There is growing concern that huge numbers were in situ before the latest legislation to restrict movement to second homes and other accommodation
'Kerry will still be there when this passes' - Mayor warns holidaymakers to stay away from Kingdom
An aerial view of Killarney

The mayor of Killarney today reiterated his appeal to stay away from the tourist town.

There is growing concern that huge numbers were in situ before the latest legislation to restrict movement to second homes and other accommodation, and that the direct appeals to visitors has come too late to halt the traditional high Easter influx to Kerry.

Gardaí began mounting checkpoints on Wednesday on foot of extra powers and the council in Kerry began a publicity campaign.

However, supermarkets and car parks in Killarney, as well as scenic spots are experiencing numbers of visitors and non-Kerry registered cars.

Cllr Michael Gleeson, Mayor of Killarney, on Wednesday directly appealed to people to please not visit Kerry.

“Kerry will still be there when the pandemic passes and you will be most welcome then, but not until then,” Cllr Gleeson said.

Amid concern locally that action might have been taken sooner to ward off visitors, Cllr Gleeson said every effort was being made by the council to discourage people from arriving – and if the appeals had been put out too early, it would have had little impact, he felt.

Anxiety about an influx of visitors to second homes and holiday lets in south and west Kerry has been building for over a fortnight in the most scenic parts of Kerry. Gardaí knocked on doors in the Dingle area a week ago, following complaints.

Kerry has over 8,000 second or holiday homes and hundreds of caravans and mobile homes, as well as other accommodation. All hotels are closed, Irish Hotels Federation spokesman Padraig McGillicuddy said.

Killarney councillor Donal Grady said the reality was “droves of people” have arrived into Airbnb accommodation in Killarney and this had been taking place “with at least 10 days.”

He had approached both Minister for Tourism and Kerry TD Brendan Griffin and the gardaí to stress the urgency of the matter and the risk to the community almost two weeks ago.
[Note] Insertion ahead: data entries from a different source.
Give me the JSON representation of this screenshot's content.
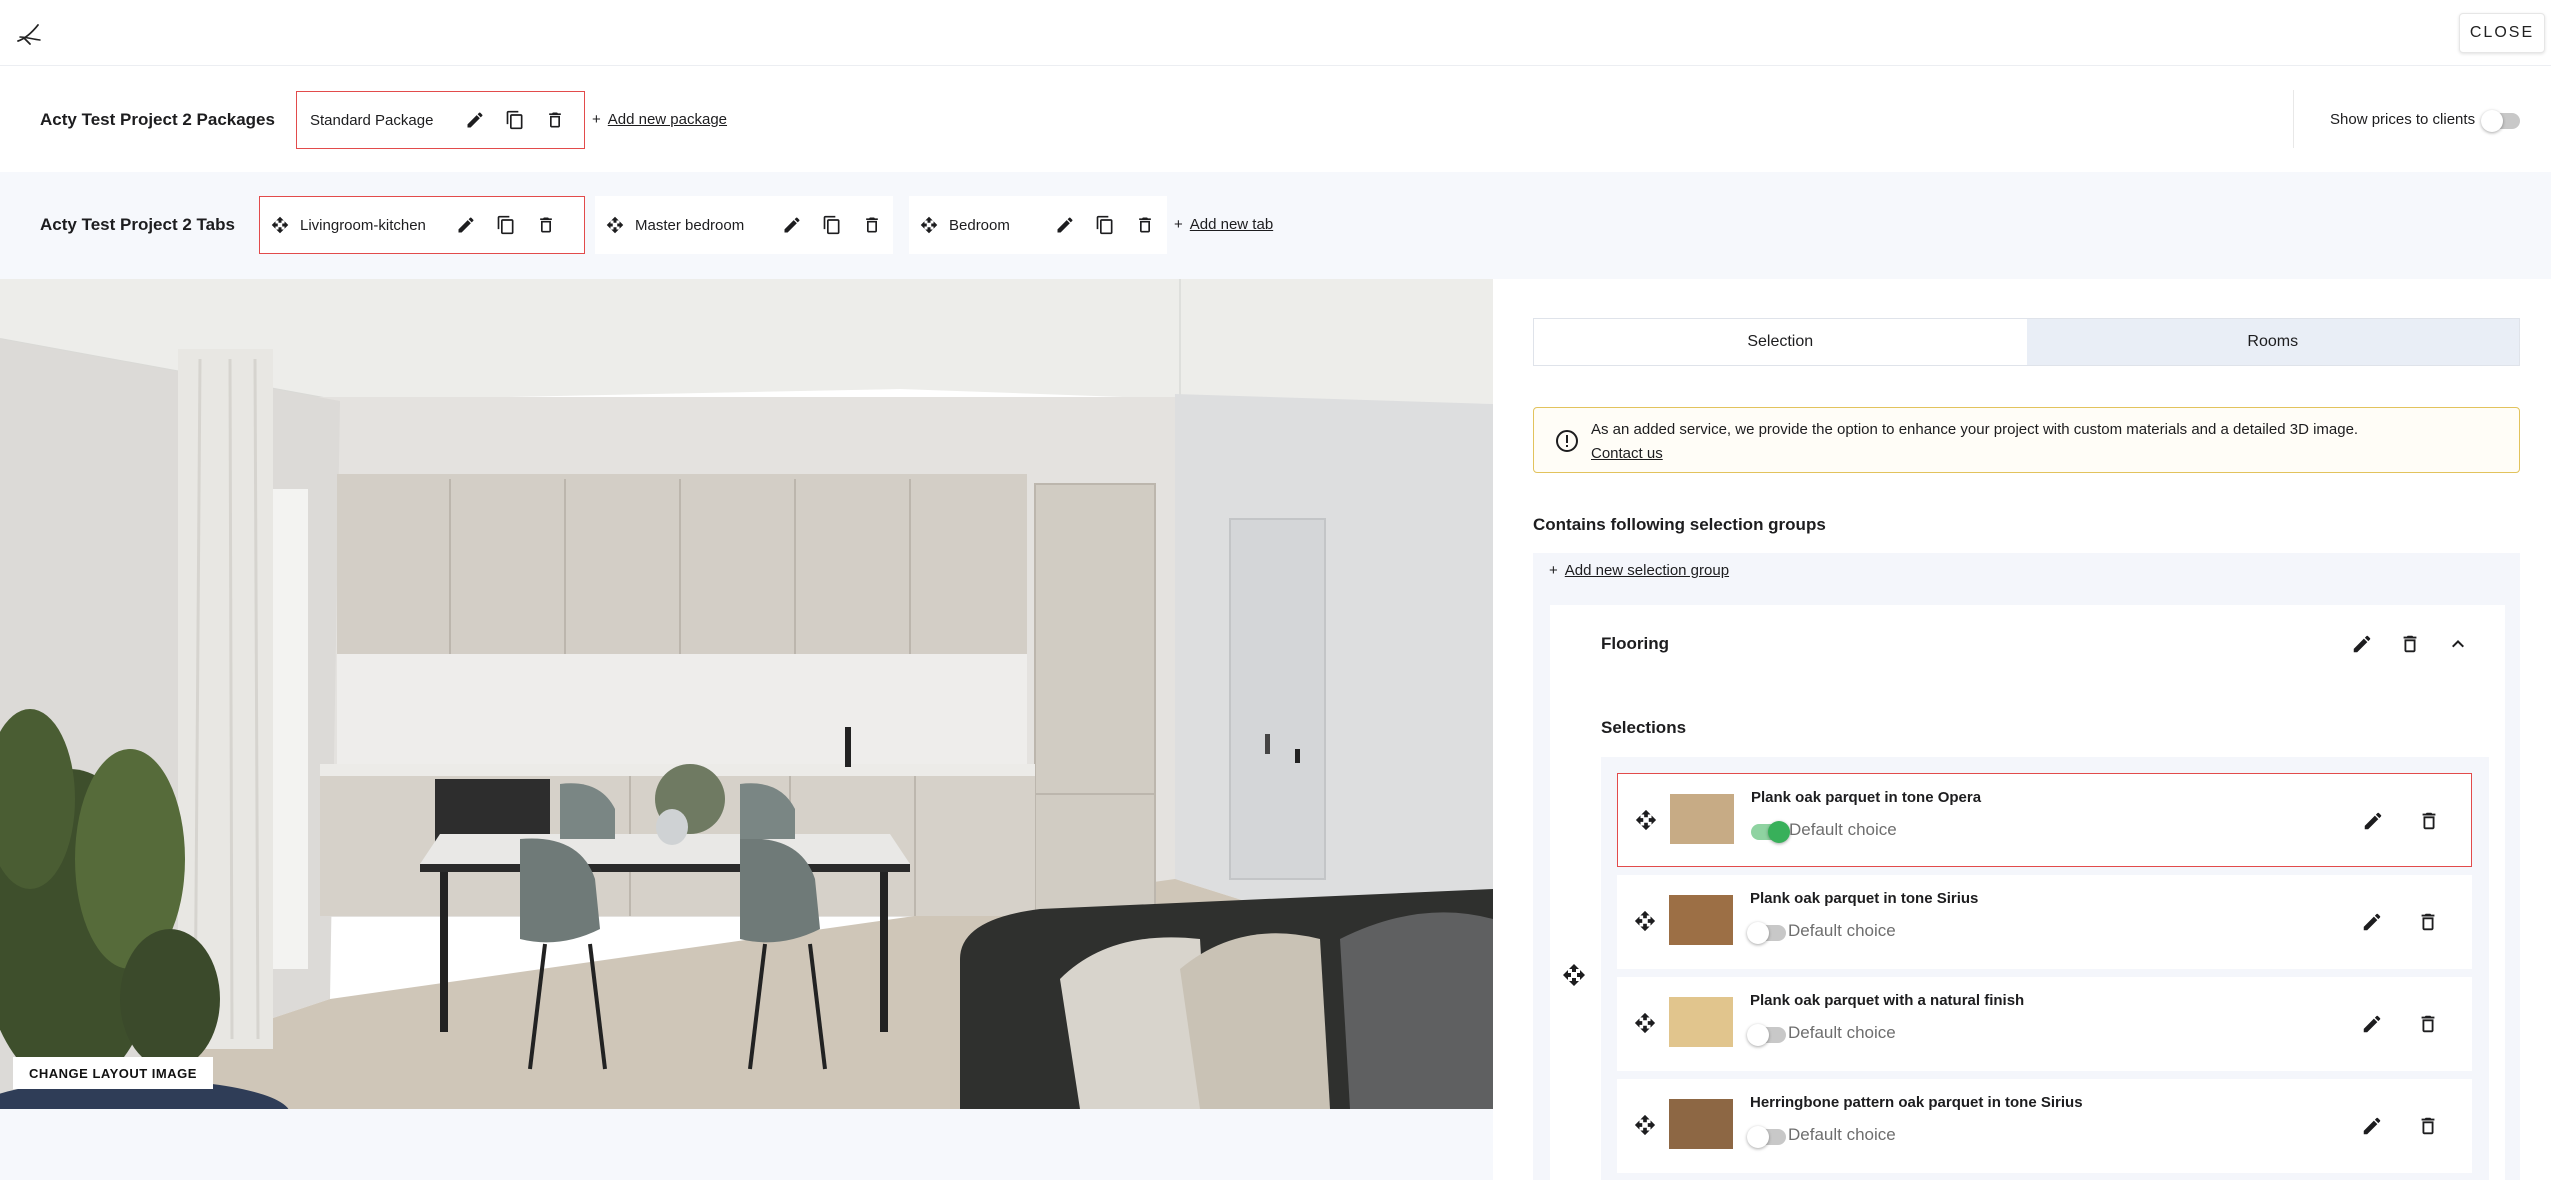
{
  "header": {
    "close_label": "CLOSE"
  },
  "packages": {
    "title": "Acty Test Project 2 Packages",
    "items": [
      {
        "label": "Standard Package"
      }
    ],
    "add_label": "Add new package",
    "show_prices_label": "Show prices to clients",
    "show_prices_on": false
  },
  "tabs": {
    "title": "Acty Test Project 2 Tabs",
    "items": [
      {
        "label": "Livingroom-kitchen",
        "selected": true
      },
      {
        "label": "Master bedroom",
        "selected": false
      },
      {
        "label": "Bedroom",
        "selected": false
      }
    ],
    "add_label": "Add new tab"
  },
  "layout_image": {
    "change_label": "CHANGE LAYOUT IMAGE"
  },
  "panel": {
    "segments": [
      {
        "label": "Selection",
        "active": true
      },
      {
        "label": "Rooms",
        "active": false
      }
    ],
    "info": {
      "text": "As an added service, we provide the option to enhance your project with custom materials and a detailed 3D image.",
      "link": "Contact us",
      "border_color": "#e2c35d"
    },
    "groups_heading": "Contains following selection groups",
    "add_group_label": "Add new selection group",
    "group": {
      "title": "Flooring",
      "selections_heading": "Selections",
      "items": [
        {
          "name": "Plank oak parquet in tone Opera",
          "default_label": "Default choice",
          "is_default": true,
          "selected": true,
          "swatch": "#c7ab85"
        },
        {
          "name": "Plank oak parquet in tone Sirius",
          "default_label": "Default choice",
          "is_default": false,
          "selected": false,
          "swatch": "#9c6f45"
        },
        {
          "name": "Plank oak parquet with a natural finish",
          "default_label": "Default choice",
          "is_default": false,
          "selected": false,
          "swatch": "#e1c58d"
        },
        {
          "name": "Herringbone pattern oak parquet in tone Sirius",
          "default_label": "Default choice",
          "is_default": false,
          "selected": false,
          "swatch": "#8d6744"
        }
      ]
    }
  },
  "colors": {
    "selection_border": "#e24b4b",
    "toggle_on": "#38b05a",
    "panel_bg": "#f4f6fb"
  }
}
The extra powers with the new legislation was "too late" in coming, he said.

Meanwhile, the spokesman for Kerry County Council which also on Wednesday directly appealed to visitors to stay away said the council was not responsible for holiday homeowners turning up in parts of Kerry.

The council has no role in how national guidelines are enforced, spokesman Owen O’Shea said.

The travel restrictions had been well publicised and it is “absolutely ridiculous” to suggest a direct appeal to visitors might have been issued sooner, he stressed.